New Jersey got in on the cryptocurrency offering enforcement action on July 18, suing blockchain-based online rental marketplace Pocketinns for an unregistered sale of securities last year.
The state’s attorney general, Gurbir Grewal, was joined by the New Jersey Bureau of Securities today in announcing a three-count enforcement action against Princeton-based Pocketinns and its president, Sarvajnya Mada, over the January 15-31, 2018, sale of $410,000 in PINNS Tokens in an initial token offering.
The U.S. Securities and Exchange Commission (SEC) has brought several similar suits, initiating a high-profile action against blockchain instant messaging service Kik in June for its $100 million ICO in 2017. The agency released a long-awaited “plain English” guide defining when an ICO is a security in April.
Aside from violating the Garden State’s Uniform Securities Law by failing to register the offering, Grewal alleged that Mada acted as an unregistered agent and Pocketinns employed an unregistered agent during the sale.
Pocketinns’ website now redirects to the Google homepage. The ITO does not appear to have been very successful, as Pocketinns sought to raise as much as $46 million, Grewal noted in a statement.
“Our securities laws apply to anyone offering or selling securities in this state, regardless of whether those securities are purchased with U.S. dollars or virtual currencies, and regardless of whether they are distributed in certificated form or through blockchain technology,” said Grewal. “The lawsuit we filed makes it clear that individuals selling cryptocurrency-related investment products in New Jersey must comply with the law or face serious consequences.”
Grewal pointed out that the PINNS Tokens were marketed as an investment—a key factor in making an initial offering’s cryptocurrency a security—as well as a transaction tool on the under-construction PINNS ecosystem.
He also disputed PINNS’ claim that the sale was legal under the Reg D exemption to the SEC’s initial offering security registration requirements. This allows the sale of securities to accredited investors, defined as companies with assets of $5 million or individuals with either a net worth of $1 million or income of $200,000 over the previous two years.

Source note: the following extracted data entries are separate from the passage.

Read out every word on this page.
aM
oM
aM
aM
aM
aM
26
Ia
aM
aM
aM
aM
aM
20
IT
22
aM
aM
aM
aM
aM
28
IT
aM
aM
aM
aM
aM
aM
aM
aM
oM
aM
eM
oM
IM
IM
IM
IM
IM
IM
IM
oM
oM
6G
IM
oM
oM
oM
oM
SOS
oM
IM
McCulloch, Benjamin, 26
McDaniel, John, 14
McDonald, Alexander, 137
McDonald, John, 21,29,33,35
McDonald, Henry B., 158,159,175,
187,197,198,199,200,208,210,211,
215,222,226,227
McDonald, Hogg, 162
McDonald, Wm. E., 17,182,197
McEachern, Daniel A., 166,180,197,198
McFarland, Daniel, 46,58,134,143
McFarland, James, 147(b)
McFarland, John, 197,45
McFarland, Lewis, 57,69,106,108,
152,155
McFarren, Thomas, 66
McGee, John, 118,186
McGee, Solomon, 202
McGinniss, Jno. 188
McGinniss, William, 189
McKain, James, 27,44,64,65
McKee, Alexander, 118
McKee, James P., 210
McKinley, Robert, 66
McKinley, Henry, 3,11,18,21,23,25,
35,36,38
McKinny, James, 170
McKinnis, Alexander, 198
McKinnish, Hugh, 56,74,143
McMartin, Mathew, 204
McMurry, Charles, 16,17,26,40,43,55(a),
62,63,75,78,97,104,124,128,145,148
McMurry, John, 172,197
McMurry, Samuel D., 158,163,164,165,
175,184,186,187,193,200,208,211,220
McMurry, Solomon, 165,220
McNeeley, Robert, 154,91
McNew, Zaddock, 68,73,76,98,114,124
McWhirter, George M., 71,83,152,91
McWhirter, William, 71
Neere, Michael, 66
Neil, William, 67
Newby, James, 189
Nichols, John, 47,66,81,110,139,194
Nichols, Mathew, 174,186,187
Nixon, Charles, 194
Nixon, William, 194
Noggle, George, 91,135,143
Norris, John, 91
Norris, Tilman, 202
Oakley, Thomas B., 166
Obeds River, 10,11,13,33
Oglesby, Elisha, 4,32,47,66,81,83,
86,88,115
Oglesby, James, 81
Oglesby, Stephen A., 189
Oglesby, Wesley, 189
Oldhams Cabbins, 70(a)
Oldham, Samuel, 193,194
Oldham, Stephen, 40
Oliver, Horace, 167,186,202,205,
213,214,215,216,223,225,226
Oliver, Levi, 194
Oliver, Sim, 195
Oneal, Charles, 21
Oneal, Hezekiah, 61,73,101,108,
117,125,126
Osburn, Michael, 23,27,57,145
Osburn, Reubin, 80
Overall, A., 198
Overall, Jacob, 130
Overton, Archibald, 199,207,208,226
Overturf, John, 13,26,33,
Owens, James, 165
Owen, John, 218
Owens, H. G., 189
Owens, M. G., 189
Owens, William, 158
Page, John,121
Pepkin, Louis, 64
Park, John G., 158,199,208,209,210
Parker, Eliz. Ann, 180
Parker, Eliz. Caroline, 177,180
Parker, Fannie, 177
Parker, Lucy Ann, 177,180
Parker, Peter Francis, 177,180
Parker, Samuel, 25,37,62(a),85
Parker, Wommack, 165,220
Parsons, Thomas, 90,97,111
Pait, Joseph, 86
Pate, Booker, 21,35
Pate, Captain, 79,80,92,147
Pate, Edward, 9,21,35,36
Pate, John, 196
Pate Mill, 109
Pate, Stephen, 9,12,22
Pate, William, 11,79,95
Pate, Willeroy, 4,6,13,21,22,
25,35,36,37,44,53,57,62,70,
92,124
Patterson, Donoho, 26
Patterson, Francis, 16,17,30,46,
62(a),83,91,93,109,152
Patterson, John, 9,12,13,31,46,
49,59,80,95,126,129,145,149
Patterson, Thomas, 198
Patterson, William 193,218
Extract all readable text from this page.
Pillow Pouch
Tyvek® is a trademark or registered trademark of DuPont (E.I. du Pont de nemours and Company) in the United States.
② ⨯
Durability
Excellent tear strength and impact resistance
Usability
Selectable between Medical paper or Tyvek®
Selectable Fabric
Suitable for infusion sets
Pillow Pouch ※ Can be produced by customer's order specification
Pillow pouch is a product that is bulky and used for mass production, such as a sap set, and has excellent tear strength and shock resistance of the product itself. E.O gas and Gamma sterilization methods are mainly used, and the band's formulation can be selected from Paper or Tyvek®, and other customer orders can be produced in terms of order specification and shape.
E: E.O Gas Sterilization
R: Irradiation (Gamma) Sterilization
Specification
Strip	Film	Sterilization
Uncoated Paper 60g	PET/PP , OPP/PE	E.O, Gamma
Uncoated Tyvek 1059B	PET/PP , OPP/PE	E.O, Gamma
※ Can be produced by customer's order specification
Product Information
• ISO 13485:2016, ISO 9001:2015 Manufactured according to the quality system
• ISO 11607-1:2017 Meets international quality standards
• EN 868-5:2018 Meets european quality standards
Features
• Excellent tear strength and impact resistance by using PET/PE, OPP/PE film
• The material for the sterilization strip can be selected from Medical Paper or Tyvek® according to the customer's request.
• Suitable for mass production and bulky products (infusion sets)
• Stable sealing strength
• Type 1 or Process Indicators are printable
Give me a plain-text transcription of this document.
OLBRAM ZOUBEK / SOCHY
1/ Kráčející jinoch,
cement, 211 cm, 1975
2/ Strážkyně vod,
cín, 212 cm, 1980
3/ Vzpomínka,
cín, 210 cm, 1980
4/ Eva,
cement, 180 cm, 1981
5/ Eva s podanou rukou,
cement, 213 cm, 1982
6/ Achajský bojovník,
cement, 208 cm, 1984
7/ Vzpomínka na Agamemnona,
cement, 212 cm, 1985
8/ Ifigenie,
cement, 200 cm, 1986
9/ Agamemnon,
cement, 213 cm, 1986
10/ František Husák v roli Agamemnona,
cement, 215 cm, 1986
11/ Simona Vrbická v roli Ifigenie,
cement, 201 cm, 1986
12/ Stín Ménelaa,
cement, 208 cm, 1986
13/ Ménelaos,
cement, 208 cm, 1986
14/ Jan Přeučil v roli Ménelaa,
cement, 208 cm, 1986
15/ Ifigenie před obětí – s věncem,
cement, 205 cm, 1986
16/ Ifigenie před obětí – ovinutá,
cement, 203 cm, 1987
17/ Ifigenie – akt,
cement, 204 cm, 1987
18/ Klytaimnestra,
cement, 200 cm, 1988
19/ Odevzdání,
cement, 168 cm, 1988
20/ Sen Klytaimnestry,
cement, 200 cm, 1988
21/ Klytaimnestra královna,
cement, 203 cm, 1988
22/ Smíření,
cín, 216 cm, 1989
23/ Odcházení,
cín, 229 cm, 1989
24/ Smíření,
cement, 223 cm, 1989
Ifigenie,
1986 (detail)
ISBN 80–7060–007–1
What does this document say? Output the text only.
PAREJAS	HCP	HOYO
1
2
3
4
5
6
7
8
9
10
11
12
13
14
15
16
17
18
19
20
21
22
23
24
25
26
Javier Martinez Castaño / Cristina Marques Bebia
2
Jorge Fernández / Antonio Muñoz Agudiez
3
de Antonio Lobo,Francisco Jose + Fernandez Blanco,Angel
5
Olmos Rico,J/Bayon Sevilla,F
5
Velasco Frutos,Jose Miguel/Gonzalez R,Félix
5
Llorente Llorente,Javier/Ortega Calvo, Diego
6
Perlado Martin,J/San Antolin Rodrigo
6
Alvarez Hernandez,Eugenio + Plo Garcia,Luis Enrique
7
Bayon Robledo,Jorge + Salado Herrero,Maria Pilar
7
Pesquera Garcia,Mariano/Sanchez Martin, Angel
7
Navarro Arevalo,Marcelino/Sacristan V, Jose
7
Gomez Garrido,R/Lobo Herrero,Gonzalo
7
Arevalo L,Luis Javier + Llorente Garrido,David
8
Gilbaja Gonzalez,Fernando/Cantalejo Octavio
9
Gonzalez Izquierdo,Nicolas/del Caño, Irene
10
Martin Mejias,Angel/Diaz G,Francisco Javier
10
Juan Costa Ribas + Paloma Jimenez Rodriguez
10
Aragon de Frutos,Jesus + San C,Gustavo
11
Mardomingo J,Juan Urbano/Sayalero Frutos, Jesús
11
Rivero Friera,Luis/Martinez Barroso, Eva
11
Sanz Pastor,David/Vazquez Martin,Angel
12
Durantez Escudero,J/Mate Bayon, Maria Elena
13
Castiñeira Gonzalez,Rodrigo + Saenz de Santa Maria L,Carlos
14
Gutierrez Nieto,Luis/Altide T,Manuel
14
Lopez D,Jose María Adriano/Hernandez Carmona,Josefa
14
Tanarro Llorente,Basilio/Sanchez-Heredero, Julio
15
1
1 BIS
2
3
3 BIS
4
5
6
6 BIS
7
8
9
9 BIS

The suit claims that only 11 of the 217 PINNS Token purchasers provided documentation that they qualified as accredited investors.
“By failing to take reasonable steps to verify that purchasers were accredited investors capable of bearing the increased risks associated with unregistered securities, the defendants violated the law and exposed investors to financial losses that could have been devastating,” said Paul Rodríguez, acting director of the New Jersey Division of Consumer Affairs, which oversees the Bureau of Securities. “We’re reminding investors to be extra vigilant about fully vetting what is being sold, especially before investing with cryptocurrency.”
Ironically, Pocketinns trumpeted its ITO in a December 2017 Medium post titled, “The Era of the Completely Legal ICO Begins with POCKETINNS.”
Noting its offering was an ITO rather than an ICO, the post began, “Initial coin offerings (ICOs) have rapidly transformed the way we invest. The sad thing is that silly, ill-prepared, and even fraudulent players have damaged the reputation of a revolutionary way to fund promising projects. In fact, just today, the ICO known as Munchee was halted by SEC and ordered to give a full refund to all investors.”
The ITO was “fully compliant,” the post claimed, saying “[w]e’re SEC self regulated (Exempt securities offering under Rule 506c- Accredited investors worldwide only).”